I mercati finanziari sono in questo momento ossessionati dalle prospettive per la politica monetaria a Washington e Francoforte. La parola d’ordine è divergenza. Questo mese la Federal Reserve ha alzato i tassi d’interesse per la prima volta in quasi dieci anni, mentre in Europa Mario Draghi continua a promettere di usare il quantitative easing e compiere eventuali nuovi tagli dei tassi d’interesse nel 2016.

I mercati finanziari, un po’ viziati da Draghi in questi anni, sono delusi perché vogliono una mossa più forte, e il Financial Times ha riportato in questi giorni un sondaggio in cui poco meno della metà degli economisti non si aspetta nessuna mossa nuova dalla Bce. A mio avviso Draghi, come sempre, sorprenderà, anche perché ha ogni interesse a spingere giù l’euro contro il dollaro, sia per importare un po’ d’inflazione sia per aiutare gli export europei. Ma sarà una lunga partita di poker, e dubito che la Fed alzerà di nuovo i tassi d’interesse prima di marzo o aprile.

In Europa, tra le migliori performance c’è quella del Regno Unito, che dovrebbe continuare a crescere a un tasso di circa 2,5 per cento nel 2016. La Germania dovrebbe arrivare a un ritmo di crescita del Pil dell’1,8 per cento nel 2016, un modesto miglioramento sull’1,7 per cento del 2015. Ma, fatto particolare, il grande flusso di migranti in Germania potrebbe stimolare un po’ l’economia tedesca.

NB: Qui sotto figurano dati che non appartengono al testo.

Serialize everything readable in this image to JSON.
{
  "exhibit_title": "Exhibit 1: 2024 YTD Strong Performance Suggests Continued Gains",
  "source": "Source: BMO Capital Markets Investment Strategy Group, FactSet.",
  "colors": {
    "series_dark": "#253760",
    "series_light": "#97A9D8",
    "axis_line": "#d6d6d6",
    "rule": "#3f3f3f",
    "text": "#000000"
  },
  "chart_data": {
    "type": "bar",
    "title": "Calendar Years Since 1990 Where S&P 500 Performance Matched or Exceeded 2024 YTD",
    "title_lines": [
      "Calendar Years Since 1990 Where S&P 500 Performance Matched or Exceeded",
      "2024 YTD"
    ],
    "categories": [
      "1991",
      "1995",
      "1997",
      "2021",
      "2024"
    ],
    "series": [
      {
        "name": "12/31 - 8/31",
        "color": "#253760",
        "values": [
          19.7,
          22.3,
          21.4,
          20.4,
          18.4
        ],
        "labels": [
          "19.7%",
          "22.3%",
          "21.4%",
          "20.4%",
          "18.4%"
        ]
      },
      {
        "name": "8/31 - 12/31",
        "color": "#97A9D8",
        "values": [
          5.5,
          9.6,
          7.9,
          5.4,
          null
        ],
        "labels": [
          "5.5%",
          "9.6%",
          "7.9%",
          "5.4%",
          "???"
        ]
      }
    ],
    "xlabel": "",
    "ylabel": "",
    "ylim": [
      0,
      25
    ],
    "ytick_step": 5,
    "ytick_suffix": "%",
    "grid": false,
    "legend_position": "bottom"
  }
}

La Francia continua la sua ripresa debole; nel 2015 sarà cresciuta poco più dell’1 per cento e nel 2016 potrebbe arrivare a un tasso di crescita dell’1,3 o 1,4 per cento.

E l’Italia? La ripresa fievole dell’anno ormai trascorso, con una crescita del Pil dello 0,8 oppure 0,9 per cento non dà motivo di rallegrarsi, e pure Matteo Renzi ha notato che una crescita di circa l’1,6 per cento nel 2016 «non basta». Ha ragione. Anche se il Jobs act e le altre riforme in corso vanno nella direzione giusta, ci vuole di più per creare nuovi posti di lavoro e portare il tasso di disoccupazione sotto l’attuale 11,5 per cento. Le riforme aiutano, ma il quadro mondiale rimane mediocre.